¿Romperías el despertador cada vez que suena por las mañanas? ¿Estás hasta las narices del idiota de tu jefe? ¿Desearías desintegrar al energúmeno de tu encargado? ¿Tienes algún compañero de trabajo al que te gustaría hacer tragar una grapadora o cualquier otra cosa? ¿Eres de los que cuando llega el domingo ya estás deprimido porque al día siguiente tienes que ir al tajo? ¿Te sientes como un cordero al que llevan a degollar los lunes cuando te diriges a tu curro? Si la respuesta a esas preguntas es afirmativa, no lo dudes: 'El trabajo... y la madre que lo parió' es tu libro. Una visión satírica, irónica e irreverente del universo empleo extraída de la experiencia del autor en decenas de empresas y en los más variopintos puestos. El mundo laboral como nunca antes te lo habían explicado. Un viaje deprimente al centro del Infierno.
INTRODUCCIÓN


El descenso a las profundidades

 

Aunque por lo zoquete que soy ahora pueda parecer lo contrario, de pequeñito yo no era un mal estudiante. Tampoco era excelente, las cosas como son, pero pasaba los cursos sin demasiados problemas ni agobios, si dejamos aparte el agobio insoportable que siempre me ha producido estudiar temáticas y materias que no me interesan para nada. Cierto es también que, desde Primero de la entonces EGB hasta que finalicé el ciclo en el octavo curso, mis notas fueron descendiendo paulatinamente, de manera casi imperceptible, hasta que en el último año tuve que, por primera vez en mi vida, recuperar un par de asignaturas en los exámenes de septiembre. Un drama en toda regla, aquellos suspensos. O eso parecía entonces, cuando ni mis pobres padres ni yo podíamos siquiera sospechar que lo peor estaba por llegar y que, en el futuro, aquellos dos cates hubieran sido recibidos en según qué momentos como una tormenta en tiempos de sequía extrema.
Porque, lo reconozco, el resto de mi vida escolar fue algo sin nombre. Pero no fue culpa mía, lo juro. O al menos no exclusivamente. La culpa fue de las malditas e hiperactivas hormonas y, por supuesto, de la multitud de tentaciones que este mundo traicionero es capaz de ofrecer. Y es que abandonar un colegio privado religioso para meterme en un institutio público a la crítica edad de catorce años quizá le haya ido bien –o no– a mi salud espiritual y mental, pero sin lugar a dudas fue una hecatombe para mi expediente académico. Porque, entendedlo, el cambio era como estar viviendo en el Círculo Polar Ártico con focas y pingüinos alrededor y hallarse de pronto en el Trópico rodeado de mulatas esculturales y bebiendo daiquiris a la sombra de un cocotero. Una cosa así, poco más o menos.

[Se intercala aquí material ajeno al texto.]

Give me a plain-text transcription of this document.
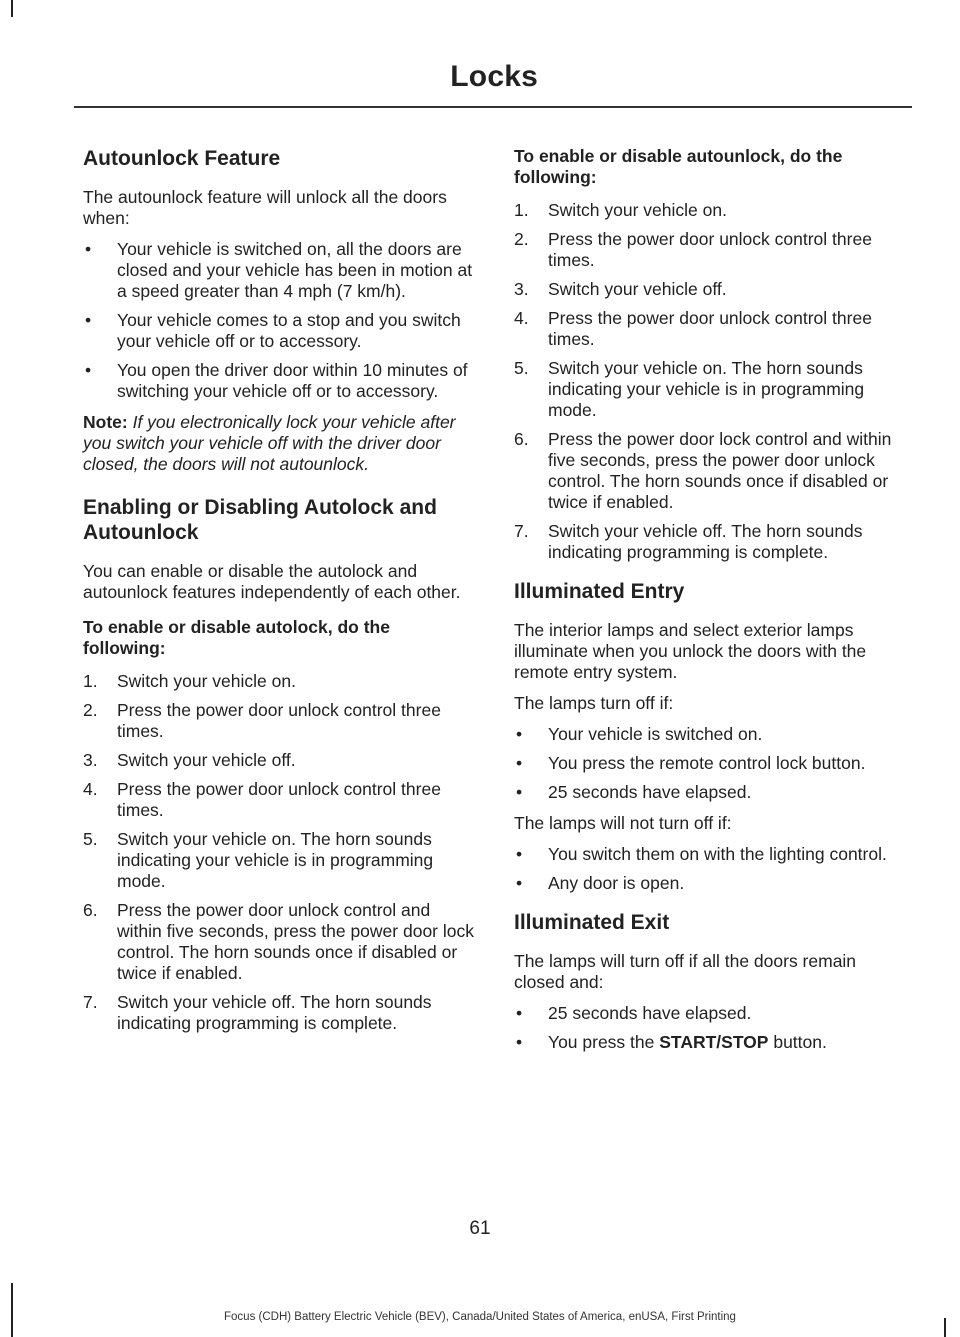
Locks
Autounlock Feature

The autounlock feature will unlock all the doors when:

• Your vehicle is switched on, all the doors are closed and your vehicle has been in motion at a speed greater than 4 mph (7 km/h).
• Your vehicle comes to a stop and you switch your vehicle off or to accessory.
• You open the driver door within 10 minutes of switching your vehicle off or to accessory.

Note: If you electronically lock your vehicle after you switch your vehicle off with the driver door closed, the doors will not autounlock.

Enabling or Disabling Autolock and Autounlock

You can enable or disable the autolock and autounlock features independently of each other.

To enable or disable autolock, do the following:
1. Switch your vehicle on.
2. Press the power door unlock control three times.
3. Switch your vehicle off.
4. Press the power door unlock control three times.
5. Switch your vehicle on. The horn sounds indicating your vehicle is in programming mode.
6. Press the power door unlock control and within five seconds, press the power door lock control. The horn sounds once if disabled or twice if enabled.
7. Switch your vehicle off. The horn sounds indicating programming is complete.
To enable or disable autounlock, do the following:
1. Switch your vehicle on.
2. Press the power door unlock control three times.
3. Switch your vehicle off.
4. Press the power door unlock control three times.
5. Switch your vehicle on. The horn sounds indicating your vehicle is in programming mode.
6. Press the power door lock control and within five seconds, press the power door unlock control. The horn sounds once if disabled or twice if enabled.
7. Switch your vehicle off. The horn sounds indicating programming is complete.
Illuminated Entry

The interior lamps and select exterior lamps illuminate when you unlock the doors with the remote entry system.

The lamps turn off if:

• Your vehicle is switched on.
• You press the remote control lock button.
• 25 seconds have elapsed.

The lamps will not turn off if:

• You switch them on with the lighting control.
• Any door is open.
Illuminated Exit

The lamps will turn off if all the doors remain closed and:

• 25 seconds have elapsed.
• You press the START/STOP button.
61
Focus (CDH) Battery Electric Vehicle (BEV), Canada/United States of America, enUSA, First Printing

De repente me encontré en un lugar en el que, en vez de tener que justificar cualquier retraso ridículo con un escrito paterno o materno, podía hacer campanas, novillos, pellas, o como queráis llamarlas, de manera prácticamente ilimitada. En lugar de jugar a fútbol en los descansos, podía salir al exterior del recinto y, no sé, beberme una litrona con los nuevos amigos que había hecho. En lugar de recibir hostias –en todas las acepciones del término– me acostumbré a recibir los porros que me pasaban aquella gente tan maja. Y, lo más importante y desestabilizador, el paisaje pasó de ser un mar de niños uniformados y clónicos, decenas de profesores grises y trajeados y unos cuantos curas sádicos a un esplendoroso –aunque al mismo tiempo aterrador– panorama de chicas de catorce a dieciocho años que tenían, según comprobé abrumado, boca, cuello, ojos, piernas y, por supuesto, tetas y culos. Lo dicho: absolutamente desestabilizador.

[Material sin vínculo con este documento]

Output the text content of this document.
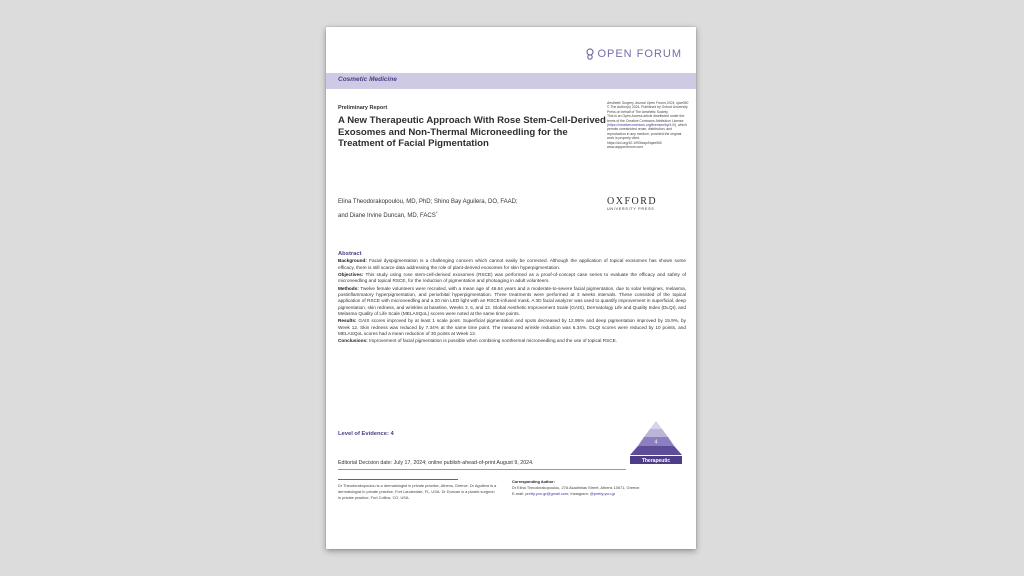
OPEN FORUM
Cosmetic Medicine
Preliminary Report
A New Therapeutic Approach With Rose Stem-Cell-Derived Exosomes and Non-Thermal Microneedling for the Treatment of Facial Pigmentation
Elina Theodorakopoulou, MD, PhD; Shino Bay Aguilera, DO, FAAD;
and Diane Irvine Duncan, MD, FACS*
Aesthetic Surgery Journal Open Forum 2024, ojae060
© The Author(s) 2024. Published by Oxford University Press on behalf of The Aesthetic Society.
This is an Open Access article distributed under the terms of the Creative Commons Attribution License (https://creativecommons.org/licenses/by/4.0/), which permits unrestricted reuse, distribution, and reproduction in any medium, provided the original work is properly cited.
https://doi.org/10.1093/asjof/ojae060
www.asjopenforum.com
OXFORD
UNIVERSITY PRESS
Abstract

Background: Facial dyspigmentation is a challenging concern which cannot easily be corrected. Although the application of topical exosomes has shown some efficacy, there is still scarce data addressing the role of plant-derived exosomes for skin hyperpigmentation.

Objectives: This study using rose stem-cell-derived exosomes (RSCE) was performed as a proof-of-concept case series to evaluate the efficacy and safety of microneedling and topical RSCE, for the reduction of pigmentation and photoaging in adult volunteers.

Methods: Twelve female volunteers were recruited, with a mean age of 46.64 years and a moderate-to-severe facial pigmentation, due to solar lentigines, melasma, postinflammatory hyperpigmentation, and periorbital hyperpigmentation. Three treatments were performed at 3 weeks intervals. These consisted of the topical application of RSCE with microneedling and a 20 min LED light with an RSCE-infused mask. A 3D facial analyzer was used to quantify improvement in superficial, deep pigmentation, skin redness, and wrinkles at baseline, Weeks 3, 6, and 12. Global Aesthetic Improvement Scale (GAIS), Dermatology Life and Quality Index (DLQI), and Melasma Quality of Life Scale (MELASQoL) scores were noted at the same time points.

Results: GAIS scores improved by at least 1 scale point. Superficial pigmentation and spots decreased by 12.95% and deep pigmentation improved by 15.9%, by Week 12. Skin redness was reduced by 7.34% at the same time point. The measured wrinkle reduction was 6.34%. DLQI scores were reduced by 10 points, and MELASQoL scores had a mean reduction of 30 points at Week 12.

Conclusions: Improvement of facial pigmentation is possible when combining nonthermal microneedling and the use of topical RSCE.

Level of Evidence: 4
4
Therapeutic
Editorial Decision date: July 17, 2024; online publish-ahead-of-print August 9, 2024.
Dr Theodorakopoulou is a dermatologist in private practice, Athens, Greece. Dr Aguilera is a dermatologist in private practice, Fort Lauderdale, FL, USA. Dr Duncan is a plastic surgeon in private practice, Fort Collins, CO, USA.
Corresponding Author:
Dr Elina Theodorakopoulou, 27A Akadimias Street, Athens 10671, Greece.
E-mail: pretty.you.gr@gmail.com; Instagram: @pretty.you.gr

Como os podéis imaginar, aquello fue un desastre sin precedentes: siete fueron las asignaturas que me quedaron pendientes tras los exámenes de junio. Ni más ni menos. No recuerdo cuántas eran en total, pero mucho me temo que no fueron más de dos o tres las que aprobé, y ya debéis saber cuáles: educación física, música, y esas materias en las que aprueban a todo el mundo. O por lo menos, así sucedía entonces. Paradójicamente, aquella hemorragia de malas notas supuso mi canto del cisne como estudiante, porque, ayudado por mi hermana, que debía estar acabando o recién había terminado sus estudios de Magisterio, no sólo logré pasar curso en septiembre sino que, además, aprobé todas y cada una de las asignaturas que me habían quedado colgadas. Y alguna, con chulería infinita, hasta con nota. Como un campeón, oigan. Fue para todos tan excepcional e inesperado, que mi tutora de aquel entonces, una chica joven que no hacía demasiado que ejercía, no pudo contener la emoción y llamó a casa para comunicar la buena nueva en cuanto concluyó el claustro de profesores, lo que, os lo puedo asegurar, no era algo habitual ni se hacía con todos los que aprobaban. Unos maestros, por cierto, a los que, de verdad, me gustaría haberles visto la cara aquel día.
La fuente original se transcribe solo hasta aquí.